Databricks Delta Lake connection

Configuring a connection to Databricks Delta Lake

To set a connection:

  1. On the Organization profile page, go to the Settings tab > Connection manager section.

  2. Click the Add connection button.

  3. In the Add an organization-level connection window, select Databricks Delta Lake.

  4. In the Add a new Databricks Delta Lake connection window, set the following:

    databricks.png
    • Host/IP: The URL of the source system.

    • Port (optional): Use if you connect through a special port.

    • HTTP Path: Specify the HTTP path for your Databricks Delta Lake connection, which can be obtained from the Databricks admin console.

    • Database (optional): You can specify the database here or you can choose it when you use the connection in a dataset while setting up data extraction or data virtualization.

    • Connection username: The username for connecting to the source system. The user of the connection should have, at a minimum, view permissions for the data you aim to extract or virtualize.

    • Personal access token: Access token for the user.

  5. Click the Test Databricks Delta Lake configuration button to test your configuration. It is essential to test your connections to ensure the application can successfully connect to the source system.

  6. Click Configure to save your configuration.

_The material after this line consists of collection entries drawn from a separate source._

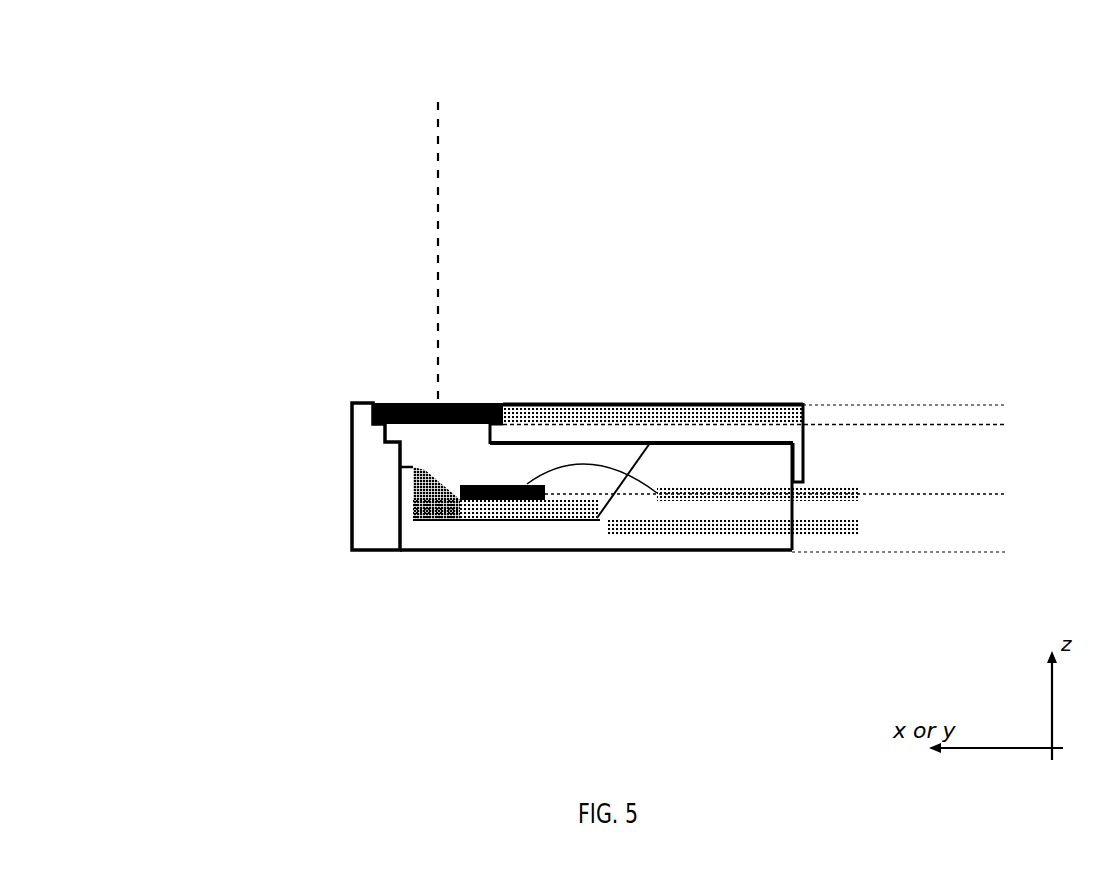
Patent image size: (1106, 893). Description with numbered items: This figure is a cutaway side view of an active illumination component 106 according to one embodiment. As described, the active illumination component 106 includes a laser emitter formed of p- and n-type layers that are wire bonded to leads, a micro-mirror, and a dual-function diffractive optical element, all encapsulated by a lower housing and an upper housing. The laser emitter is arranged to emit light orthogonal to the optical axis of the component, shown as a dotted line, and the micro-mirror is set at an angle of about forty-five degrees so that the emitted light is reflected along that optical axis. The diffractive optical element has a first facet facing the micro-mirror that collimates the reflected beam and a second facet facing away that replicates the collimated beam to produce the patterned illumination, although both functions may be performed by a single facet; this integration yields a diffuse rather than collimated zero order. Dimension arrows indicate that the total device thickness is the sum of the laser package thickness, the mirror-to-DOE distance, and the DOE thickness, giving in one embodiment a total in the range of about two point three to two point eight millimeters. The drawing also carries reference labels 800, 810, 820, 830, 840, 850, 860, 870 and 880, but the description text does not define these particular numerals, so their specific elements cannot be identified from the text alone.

The active illumination component 106 is at (154, 156).
The substrate 800 is at (470, 522).
The sensor die 810 is at (598, 518).
The lid layer 820 is at (503, 424).
The bond pad layer 830 is at (740, 503).
The contact layer 840 is at (745, 535).
The housing 850 is at (392, 400).
The optical axis 860 is at (435, 137).
The window plate 870 is at (395, 405).
The lid 880 is at (503, 424).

  7. The saved configuration is added to the list of Organization-level connections. From here, you have the option to edit or delete a connection. Although you will see a Create task option for a connection, it is not applicable for data virtualization and data extraction and should be disregarded. This Create task option was originally intended for metadata collection, but this feature has since been deprecated and should not be used. To configure metadata collection, use the Metadata collectors configuration available in the product.

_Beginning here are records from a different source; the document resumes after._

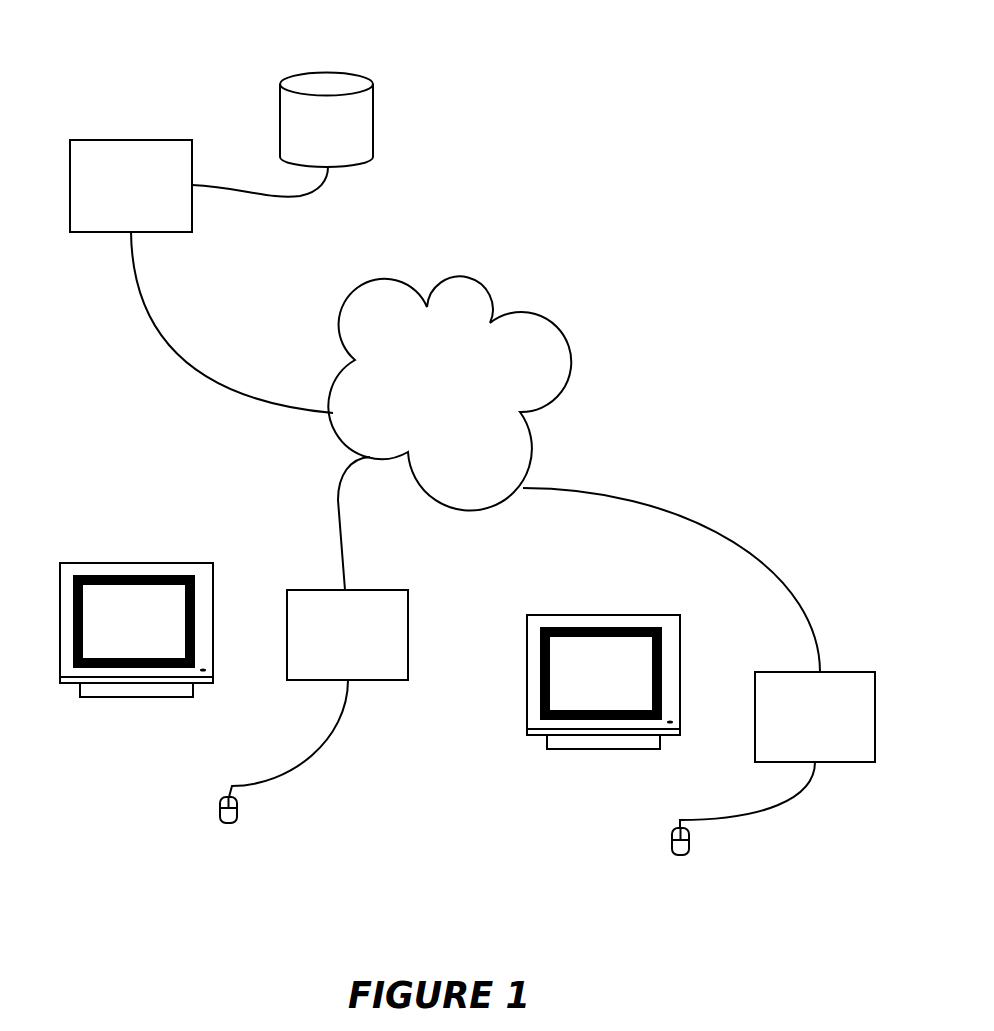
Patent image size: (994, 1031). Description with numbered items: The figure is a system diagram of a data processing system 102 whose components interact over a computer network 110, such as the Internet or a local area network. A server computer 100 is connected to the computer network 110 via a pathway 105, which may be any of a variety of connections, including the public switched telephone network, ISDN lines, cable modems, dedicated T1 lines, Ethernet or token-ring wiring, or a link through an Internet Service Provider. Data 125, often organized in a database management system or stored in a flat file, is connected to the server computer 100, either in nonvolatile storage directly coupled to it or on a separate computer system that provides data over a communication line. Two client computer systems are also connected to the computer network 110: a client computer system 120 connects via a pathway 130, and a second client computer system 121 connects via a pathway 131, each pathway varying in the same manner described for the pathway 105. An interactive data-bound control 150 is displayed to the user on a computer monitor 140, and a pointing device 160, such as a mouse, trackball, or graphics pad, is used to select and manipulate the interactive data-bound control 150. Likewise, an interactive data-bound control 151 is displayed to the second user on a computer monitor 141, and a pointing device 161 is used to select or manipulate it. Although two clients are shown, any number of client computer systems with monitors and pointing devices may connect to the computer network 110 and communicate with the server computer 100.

The data processing system 102 is at (592, 93).
The server computer 100 is at (116, 195).
The data 125 is at (313, 131).
The pathway 105 is at (200, 327).
The computer network 110 is at (438, 401).
The pathway 130 is at (293, 510).
The pathway 131 is at (671, 548).
The client computer system 120 is at (332, 644).
The second client computer system 121 is at (800, 726).
The computer monitor 140 is at (138, 563).
The computer monitor 141 is at (598, 617).
The interactive data-bound control 150 is at (114, 662).
The interactive data-bound control 151 is at (579, 715).
The pointing device 160 is at (239, 794).
The pointing device 161 is at (698, 852).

    connection_options.png

Configuring advanced SSH Tunnel connection options

For enhanced security, the application supports configuring an SSH tunnel as part of your connection setup. This method provides a secure link between your database server and data.world, utilizing an SSH-secured pathway.

Editing connections

To edit a connection:

  1. Locate the connection you want to edit.

  2. Click the Three dot menu and select Edit connection.

  3. In the Edit connection window, make the desired changes. Note that when you are editing a connection, you are required to provide the sensitive information for the connection again, for example, Connection password.

  4. After modifying the connection details, click the Test configuration button to recheck the set up and ensure it is functioning as expected.

Deleting connections

Deleting a connection causes all dependent resources, including virtualized connections and queries, to lose access to their data source. While the resources persist, they cannot access or retrieve data without a functioning connection.

For example, If you delete the connection, the following error message will appear for the Insight:

virtualized-data-insight.png

To delete a connection:

  1. Locate the connection you want to delete.

  2. Click the Three dot menu and select Delete connection.

  3. Confirm the deletion. Once deleted the connection cannot be restored. You have to set a new connection again.